While much of his work has involved fungi, Hess has also studied other uses of microscopy. He established protocols for identifying and analyzing hair samples, information that can be used, for example, to create a criminal profile from a strand of hair or to assess exposure to drugs or chemicals.
Under his direction, the microscopy lab has been involved in projects from authenticating paint pigments for museums to studying the structural integrity of dental instruments to analyzing the content ofMark Hoffman’s ink samples. In addition to elemental analysis equipment, the BYU lab has an arsenal of high-powered microscopes–including a laser-scanning light microscope and scanning and transmission electron microscopes–that can magnify a specimen by as much as 200,000 times.
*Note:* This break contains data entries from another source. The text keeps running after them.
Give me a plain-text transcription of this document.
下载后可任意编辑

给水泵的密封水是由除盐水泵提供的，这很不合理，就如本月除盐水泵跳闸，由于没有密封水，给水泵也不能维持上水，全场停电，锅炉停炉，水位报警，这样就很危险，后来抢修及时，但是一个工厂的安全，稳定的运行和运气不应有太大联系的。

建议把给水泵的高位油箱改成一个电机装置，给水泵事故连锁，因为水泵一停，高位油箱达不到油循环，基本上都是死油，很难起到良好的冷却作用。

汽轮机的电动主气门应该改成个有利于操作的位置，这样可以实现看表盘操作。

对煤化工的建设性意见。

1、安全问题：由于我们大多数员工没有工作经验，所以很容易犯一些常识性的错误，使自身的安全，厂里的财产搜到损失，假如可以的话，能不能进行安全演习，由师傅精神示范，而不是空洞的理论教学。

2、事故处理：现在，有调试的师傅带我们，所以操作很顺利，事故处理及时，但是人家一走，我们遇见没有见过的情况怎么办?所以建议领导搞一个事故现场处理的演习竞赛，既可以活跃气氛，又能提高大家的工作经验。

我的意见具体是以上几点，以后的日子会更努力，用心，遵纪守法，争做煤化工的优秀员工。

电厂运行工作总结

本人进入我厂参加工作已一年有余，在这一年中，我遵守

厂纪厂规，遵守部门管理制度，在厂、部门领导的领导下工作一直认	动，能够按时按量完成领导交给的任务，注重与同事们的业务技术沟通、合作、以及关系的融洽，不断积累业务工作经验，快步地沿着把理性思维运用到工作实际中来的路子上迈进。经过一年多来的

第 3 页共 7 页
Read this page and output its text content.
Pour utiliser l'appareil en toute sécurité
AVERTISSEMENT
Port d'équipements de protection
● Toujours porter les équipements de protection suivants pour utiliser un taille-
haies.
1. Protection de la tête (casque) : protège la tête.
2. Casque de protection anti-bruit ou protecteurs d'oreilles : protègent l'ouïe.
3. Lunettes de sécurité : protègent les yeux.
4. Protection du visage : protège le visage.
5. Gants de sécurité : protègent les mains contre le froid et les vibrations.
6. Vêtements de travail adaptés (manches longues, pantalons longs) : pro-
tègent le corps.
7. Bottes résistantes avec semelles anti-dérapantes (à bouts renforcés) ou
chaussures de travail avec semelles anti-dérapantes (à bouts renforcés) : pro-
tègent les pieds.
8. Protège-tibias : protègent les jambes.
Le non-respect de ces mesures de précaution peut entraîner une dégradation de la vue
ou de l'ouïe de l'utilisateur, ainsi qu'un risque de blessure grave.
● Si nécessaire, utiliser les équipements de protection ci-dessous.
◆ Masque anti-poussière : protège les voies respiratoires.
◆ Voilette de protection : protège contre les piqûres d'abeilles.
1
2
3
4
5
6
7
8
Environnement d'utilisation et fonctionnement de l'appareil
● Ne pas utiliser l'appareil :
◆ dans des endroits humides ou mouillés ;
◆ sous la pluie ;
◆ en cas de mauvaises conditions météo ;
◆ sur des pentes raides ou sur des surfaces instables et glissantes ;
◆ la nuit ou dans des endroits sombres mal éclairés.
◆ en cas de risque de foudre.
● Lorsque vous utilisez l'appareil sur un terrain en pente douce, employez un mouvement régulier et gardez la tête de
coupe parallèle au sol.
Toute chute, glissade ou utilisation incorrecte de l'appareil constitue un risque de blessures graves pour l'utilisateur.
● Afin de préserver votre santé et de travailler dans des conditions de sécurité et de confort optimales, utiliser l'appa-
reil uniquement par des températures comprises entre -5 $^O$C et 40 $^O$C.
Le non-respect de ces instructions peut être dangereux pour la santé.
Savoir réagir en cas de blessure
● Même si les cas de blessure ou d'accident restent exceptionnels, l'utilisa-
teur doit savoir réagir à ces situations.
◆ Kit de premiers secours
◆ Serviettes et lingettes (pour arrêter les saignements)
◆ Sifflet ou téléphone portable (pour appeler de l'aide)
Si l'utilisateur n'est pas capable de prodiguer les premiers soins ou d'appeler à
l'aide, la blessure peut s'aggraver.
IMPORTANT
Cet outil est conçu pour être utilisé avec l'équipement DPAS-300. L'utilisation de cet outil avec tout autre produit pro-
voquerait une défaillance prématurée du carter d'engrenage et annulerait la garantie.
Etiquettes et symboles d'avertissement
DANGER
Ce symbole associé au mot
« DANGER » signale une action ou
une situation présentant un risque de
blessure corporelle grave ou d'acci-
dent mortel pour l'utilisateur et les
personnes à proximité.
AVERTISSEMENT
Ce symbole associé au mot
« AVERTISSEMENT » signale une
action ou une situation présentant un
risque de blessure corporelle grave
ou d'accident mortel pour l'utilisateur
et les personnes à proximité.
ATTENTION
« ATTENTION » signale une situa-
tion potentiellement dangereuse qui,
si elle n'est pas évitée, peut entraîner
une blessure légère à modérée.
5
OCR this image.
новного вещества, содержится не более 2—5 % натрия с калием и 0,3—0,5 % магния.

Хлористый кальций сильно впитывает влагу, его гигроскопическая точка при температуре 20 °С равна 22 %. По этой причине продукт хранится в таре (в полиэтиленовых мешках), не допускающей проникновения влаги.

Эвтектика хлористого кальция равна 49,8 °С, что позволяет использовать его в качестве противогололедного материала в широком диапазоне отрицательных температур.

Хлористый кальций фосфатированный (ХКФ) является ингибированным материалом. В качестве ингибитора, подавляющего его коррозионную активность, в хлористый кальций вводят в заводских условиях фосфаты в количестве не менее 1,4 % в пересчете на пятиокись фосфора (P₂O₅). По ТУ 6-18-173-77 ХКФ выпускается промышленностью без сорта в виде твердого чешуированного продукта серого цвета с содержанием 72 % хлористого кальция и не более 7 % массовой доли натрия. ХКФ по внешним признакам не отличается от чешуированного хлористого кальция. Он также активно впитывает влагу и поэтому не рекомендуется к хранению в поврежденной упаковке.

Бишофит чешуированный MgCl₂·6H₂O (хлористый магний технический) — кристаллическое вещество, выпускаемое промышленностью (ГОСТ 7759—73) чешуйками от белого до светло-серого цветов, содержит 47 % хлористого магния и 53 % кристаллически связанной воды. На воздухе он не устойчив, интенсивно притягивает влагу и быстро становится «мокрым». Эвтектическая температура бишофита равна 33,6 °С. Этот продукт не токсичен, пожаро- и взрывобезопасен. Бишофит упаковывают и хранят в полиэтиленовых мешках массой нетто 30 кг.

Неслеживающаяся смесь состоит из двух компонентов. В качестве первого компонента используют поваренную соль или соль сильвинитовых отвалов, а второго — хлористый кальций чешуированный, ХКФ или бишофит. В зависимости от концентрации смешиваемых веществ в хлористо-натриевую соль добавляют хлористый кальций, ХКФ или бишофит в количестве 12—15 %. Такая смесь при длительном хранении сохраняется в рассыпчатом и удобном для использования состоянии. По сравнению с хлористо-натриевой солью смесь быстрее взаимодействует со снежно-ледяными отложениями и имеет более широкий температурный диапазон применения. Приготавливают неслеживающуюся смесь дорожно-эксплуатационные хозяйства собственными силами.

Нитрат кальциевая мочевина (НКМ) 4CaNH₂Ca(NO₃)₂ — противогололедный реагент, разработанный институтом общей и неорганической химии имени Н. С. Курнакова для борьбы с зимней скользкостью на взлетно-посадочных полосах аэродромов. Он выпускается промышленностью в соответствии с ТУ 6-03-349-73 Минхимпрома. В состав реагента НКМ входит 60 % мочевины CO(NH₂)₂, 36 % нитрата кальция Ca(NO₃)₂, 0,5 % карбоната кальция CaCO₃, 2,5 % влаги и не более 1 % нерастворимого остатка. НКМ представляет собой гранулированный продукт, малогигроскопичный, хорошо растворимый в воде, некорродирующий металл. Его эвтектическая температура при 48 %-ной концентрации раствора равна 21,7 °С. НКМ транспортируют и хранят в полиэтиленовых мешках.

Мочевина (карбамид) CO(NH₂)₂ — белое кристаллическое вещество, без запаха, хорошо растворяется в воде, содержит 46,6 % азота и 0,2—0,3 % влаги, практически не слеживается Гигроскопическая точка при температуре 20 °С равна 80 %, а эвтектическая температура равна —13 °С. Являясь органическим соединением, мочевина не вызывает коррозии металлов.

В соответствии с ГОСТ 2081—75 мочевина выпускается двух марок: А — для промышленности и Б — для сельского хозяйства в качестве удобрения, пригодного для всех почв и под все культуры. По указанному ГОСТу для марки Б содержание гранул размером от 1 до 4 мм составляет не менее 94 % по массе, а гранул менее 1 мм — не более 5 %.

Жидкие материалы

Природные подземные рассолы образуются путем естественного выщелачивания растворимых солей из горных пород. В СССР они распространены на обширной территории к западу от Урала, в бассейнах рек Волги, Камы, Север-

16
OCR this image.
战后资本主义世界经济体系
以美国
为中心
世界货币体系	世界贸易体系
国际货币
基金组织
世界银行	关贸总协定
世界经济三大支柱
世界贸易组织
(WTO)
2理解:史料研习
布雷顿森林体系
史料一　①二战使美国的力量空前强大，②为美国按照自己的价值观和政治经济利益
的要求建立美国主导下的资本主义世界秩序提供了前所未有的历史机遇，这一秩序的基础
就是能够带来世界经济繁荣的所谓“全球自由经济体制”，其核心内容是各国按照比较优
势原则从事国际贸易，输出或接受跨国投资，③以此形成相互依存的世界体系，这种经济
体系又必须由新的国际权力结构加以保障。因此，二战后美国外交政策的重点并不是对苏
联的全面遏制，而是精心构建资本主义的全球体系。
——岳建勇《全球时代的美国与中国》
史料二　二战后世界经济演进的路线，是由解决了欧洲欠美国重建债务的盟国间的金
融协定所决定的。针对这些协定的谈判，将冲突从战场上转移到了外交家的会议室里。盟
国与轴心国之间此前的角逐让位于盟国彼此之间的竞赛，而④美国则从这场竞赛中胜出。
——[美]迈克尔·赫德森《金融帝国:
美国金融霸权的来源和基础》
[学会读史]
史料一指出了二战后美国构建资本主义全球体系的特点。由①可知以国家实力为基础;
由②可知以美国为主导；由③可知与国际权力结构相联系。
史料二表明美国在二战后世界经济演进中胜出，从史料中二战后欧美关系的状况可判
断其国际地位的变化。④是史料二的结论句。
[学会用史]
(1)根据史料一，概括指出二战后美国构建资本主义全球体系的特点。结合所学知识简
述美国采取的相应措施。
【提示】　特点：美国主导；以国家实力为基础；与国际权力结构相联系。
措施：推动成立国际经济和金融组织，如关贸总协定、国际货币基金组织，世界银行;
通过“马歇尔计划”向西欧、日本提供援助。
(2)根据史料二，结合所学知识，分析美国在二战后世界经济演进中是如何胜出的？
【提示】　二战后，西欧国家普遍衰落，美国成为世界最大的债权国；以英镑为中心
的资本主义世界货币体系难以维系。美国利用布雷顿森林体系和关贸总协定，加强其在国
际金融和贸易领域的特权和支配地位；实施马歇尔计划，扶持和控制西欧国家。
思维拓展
Hess says these technologies change our view and increase our understanding in many ways.
“At each level of magnification, you see things that you don’t see at another level–it helps to understand how the biological and physical world is structured and how it functions,” Hess says.
So whether the subject of his study is the complex zig-zag texture that weaves across a fungal spore, the otherworldly craters on the surface of a cell, or the cathedral-window pattern that lies obscured in the cross section of a hair, Hess finds the microscopic world to be a constant source of fascination.
“Every time you use an electron microscope, you potentially see something that no one else has ever seen,” he says.
But Hess says that perhaps the most rewarding aspect of this work is that it leads to a greater appreciation of the deliberate precision and complexity of our world. For a scientist who is also a believer, every detail serves to be inspiring and faith affirming.
“I truly believe that when we see the very small, we see the hand of God. The more we look, the more complexity we see and the more it reveals the hand of God in all things.”